すべては無常で変化が不可避であることを知って受け入れれば、楽しいことをが続いている間は楽しむことができ、それがいずれ終わることなどを心配しなくなります。
無執着によって人生に新しい次元、内なる空間が開かれます。
思考のまわりに空間が生じ、この世のものならぬ平安がにじみ出るのです。
「これもまた過ぎ去るだろう」という言葉は、現実の道標です。すべての形は無常であると示すことで、逆に永遠をも指し示しています。
あなたのなかの「永遠なるもの」だけが、無常を無常と認識できます。
モノの意識と空間の意識
人類が運命をまっとうするために、モノの意識に対して空間の意識でバランスをとる必要があります。
空間の意識とは、モノの意識(知覚、思考、感情)をもつと同時に、その底流に目覚めているということです。
この目覚めとは、モノを意識するだけでなく「自分は意識している存在だ」ということをも意識することです。
あなたは自分自身が「いまに在る」と感じていますか?
これはトール氏がときどき人に質問することです。
もう一つ、真実への道標としてこんな言葉があります。「私は自分の思考のせいで動揺したりはしない」。
思考より下、思考より上
ひどく疲れたときなどに、いつもよりリラックスした気分になったりします。
これは思考が後退し、心が創り出した問題だらけの自己を思い出さなくなるからです。
お酒によって「いまに在る」喜びを垣間見ることもありますが、無意識という高い代償が伴います。

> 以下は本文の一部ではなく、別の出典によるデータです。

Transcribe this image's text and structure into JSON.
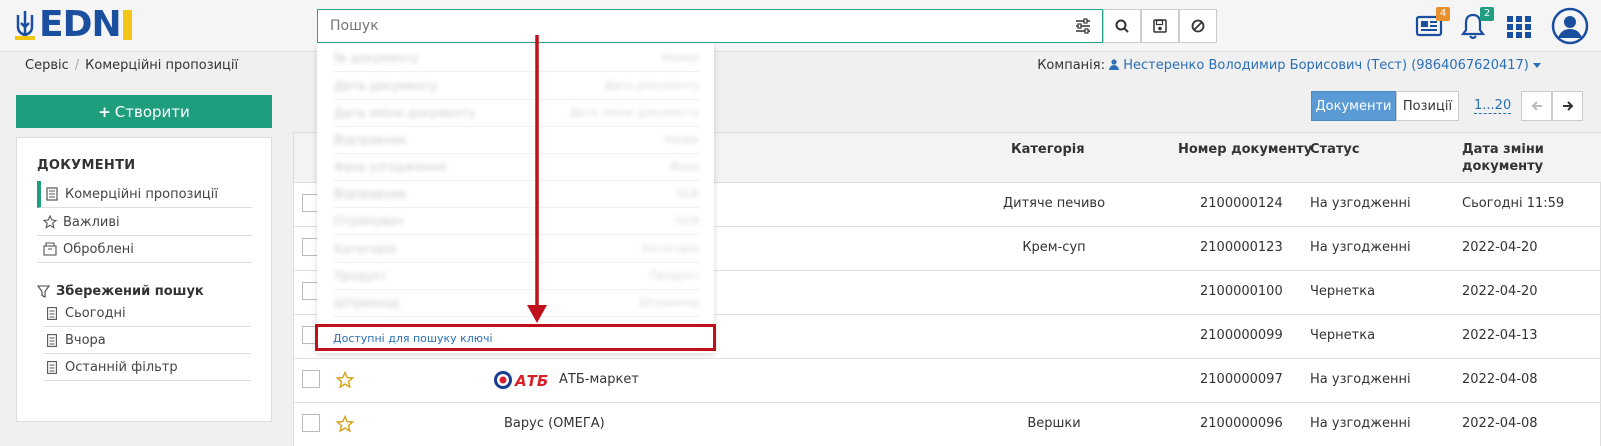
{
  "header": {
    "search": {
      "placeholder": "Пошук",
      "value": ""
    },
    "badges": {
      "news": "4",
      "notifications": "2"
    },
    "colors": {
      "accent": "#1f9d7f",
      "brand": "#1a4fa0",
      "news_badge": "#e8912d",
      "notif_badge": "#1f9d7f"
    }
  },
  "breadcrumb": {
    "items": [
      "Сервіс",
      "Комерційні пропозиції"
    ]
  },
  "company": {
    "label": "Компанія:",
    "value": "Нестеренко Володимир Борисович (Тест) (9864067620417)"
  },
  "sidebar": {
    "create_label": "Створити",
    "section_title": "ДОКУМЕНТИ",
    "items": [
      {
        "label": "Комерційні пропозиції",
        "active": true
      },
      {
        "label": "Важливі"
      },
      {
        "label": "Оброблені"
      }
    ],
    "saved_title": "Збережений пошук",
    "saved_items": [
      {
        "label": "Сьогодні"
      },
      {
        "label": "Вчора"
      },
      {
        "label": "Останній фільтр"
      }
    ]
  },
  "toolbar": {
    "docs_label": "Документи",
    "pos_label": "Позиції",
    "pager": "1...20"
  },
  "table": {
    "headers": {
      "category": "Категорія",
      "docnum": "Номер документу",
      "status": "Статус",
      "date": "Дата зміни документу"
    },
    "rows": [
      {
        "partner": "",
        "category": "Дитяче печиво",
        "docnum": "2100000124",
        "status": "На узгодженні",
        "date": "Сьогодні 11:59"
      },
      {
        "partner": "",
        "category": "Крем-суп",
        "docnum": "2100000123",
        "status": "На узгодженні",
        "date": "2022-04-20"
      },
      {
        "partner": "",
        "category": "",
        "docnum": "2100000100",
        "status": "Чернетка",
        "date": "2022-04-20"
      },
      {
        "partner": "",
        "category": "",
        "docnum": "2100000099",
        "status": "Чернетка",
        "date": "2022-04-13"
      },
      {
        "partner": "АТБ-маркет",
        "category": "",
        "docnum": "2100000097",
        "status": "На узгодженні",
        "date": "2022-04-08"
      },
      {
        "partner": "Варус (ОМЕГА)",
        "category": "Вершки",
        "docnum": "2100000096",
        "status": "На узгодженні",
        "date": "2022-04-08"
      }
    ]
  },
  "dropdown": {
    "blurred_keys": [
      {
        "k": "№ документу",
        "v": "Номер"
      },
      {
        "k": "Дата документу",
        "v": "Дата документу"
      },
      {
        "k": "Дата зміни документу",
        "v": "Дата зміни документу"
      },
      {
        "k": "Відправник",
        "v": "Назва"
      },
      {
        "k": "Фаза узгодження",
        "v": "Фаза"
      },
      {
        "k": "Відправник",
        "v": "GLN"
      },
      {
        "k": "Отримувач",
        "v": "GLN"
      },
      {
        "k": "Категорія",
        "v": "Категорія"
      },
      {
        "k": "Продукт",
        "v": "Продукт"
      },
      {
        "k": "Штрихкод",
        "v": "Штрихкод"
      }
    ],
    "footer_label": "Доступні для пошуку ключі"
  }
}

思考より上にのぼるのではなく、思考より下に墜落しているからです。
「空間の意識」は思考より上にのぼる、人間の意識の進化のステップです。
いっぽう酒やドラッグで「いってしまう」のは思考の下におちる、意識の退化です。
テレビと意識
テレビを見ているときは心のなかで何の思考も生まれていないことがわかります。
なので「リラックス」できると感じます。
しかしテレビを見ている間、あなたの心はテレビ番組の思考活動とつながれています。
心が催眠術にかかったような、受け身で影響されやすい状態になるのです。
先ほどの飲酒の例のように、思考より下に落ちるということです。
テレビ依存症になると、番組がつまらないほど、無意味なほどに、テレビを消せなくなります。
テレビ番組の中には質の良いものもあります。また、笑える番組は人を癒す効果があります。

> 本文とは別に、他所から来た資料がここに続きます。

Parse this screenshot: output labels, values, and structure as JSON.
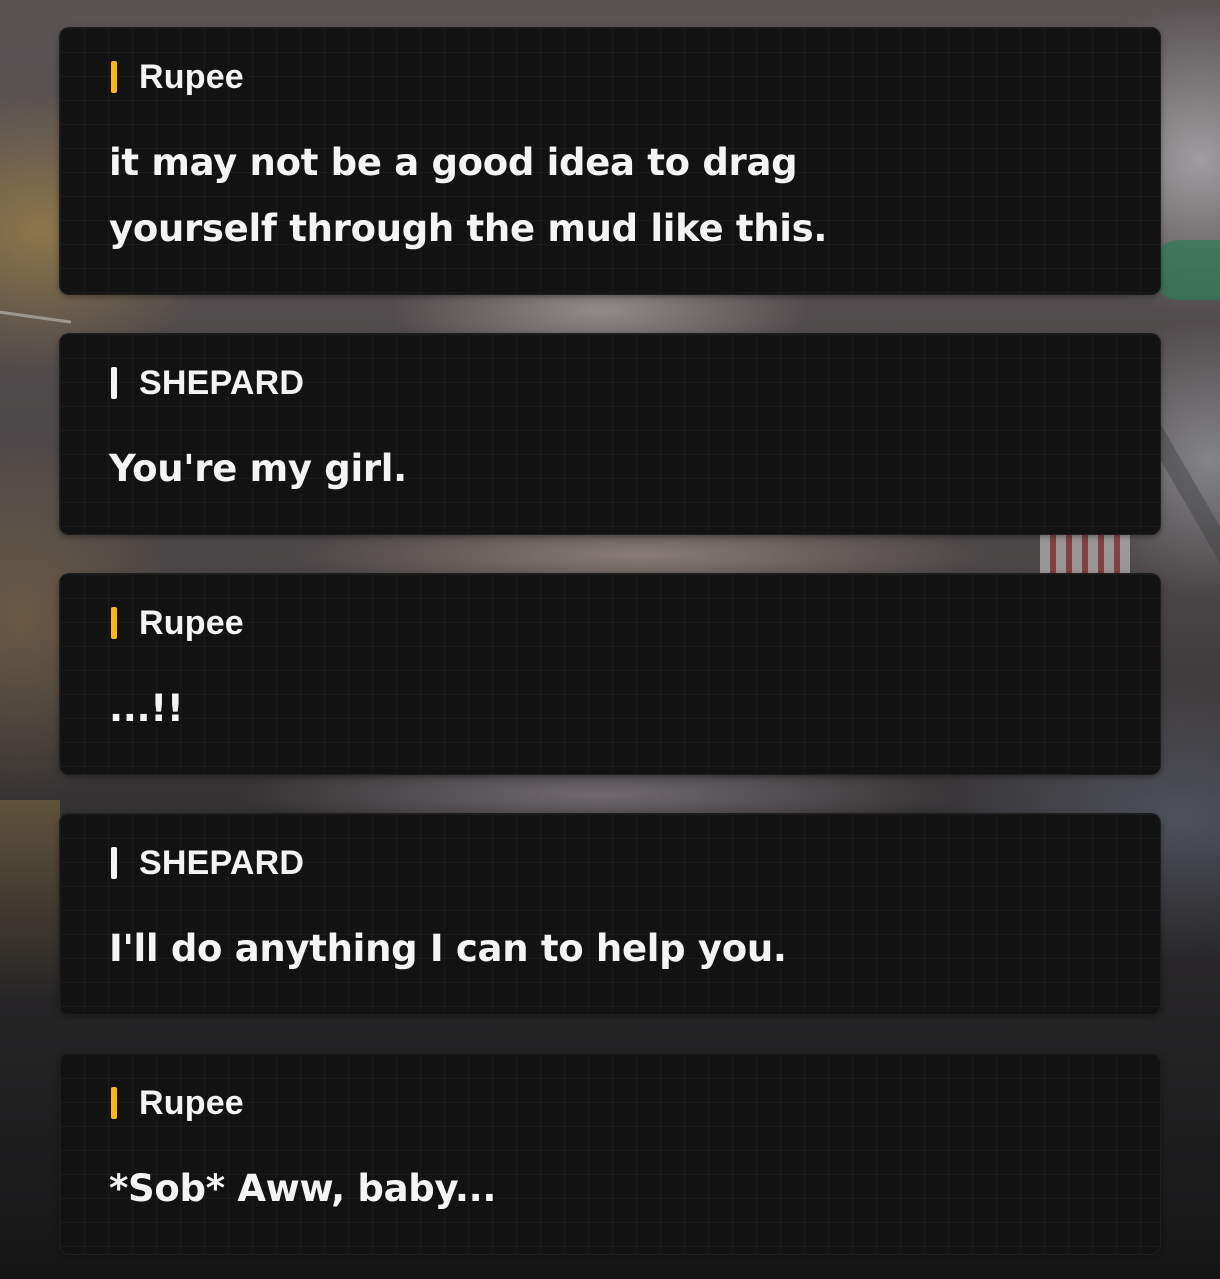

しかしほとんどの番組は視聴者を無意識にさせ、支配するのが目標になっているのです。
内なる空間の認識
思考と思考のあいだに空間が生じていても、気づいていないのかもしれません。
自分自身に気づいているように見えるときでも、自分をモノとして、思考の形として見ているから、気づいている対象はその思考であって、あなた自身ではありません。
内なる空間を、モノや経験を探すように探しても見つかることはありません。
これはスピリチュアルな認識や悟りを求めるすべての人々が陥るジレンマです。
心は普段、絶え間ない思考の流れで占領されています。
そこにたとえばシンプルな雨や風の音を楽しむなど、刺激的な娯楽を必要としないとき、心に一瞬であれ空間が開かれたということです。
このような経験を可能にする要素が、充足感や平和、躍動する生命感です。
歴史を通じて詩人や賢者は、真の幸福(いまに在る喜び)が、シンプルでささやかなものごとのなかにあると見抜いていました。
ただし真の幸福は、ささやかなものごとによって引き起こされるわけではありません。
ささやかなものごとが内なる空間に余裕を与え、そこから真の幸福つまり「いまに在る」喜びが輝き出すのです。
内なる空間と、あなたの本質とは同じひとつのものです。
内なる空間を発見するもう一つの方法は、「意識を意識する」ことです。
「私は在る」と考えるかつぶやき、あとは何も付け加えず、そのあとに続く静けさを感じ取りましょう。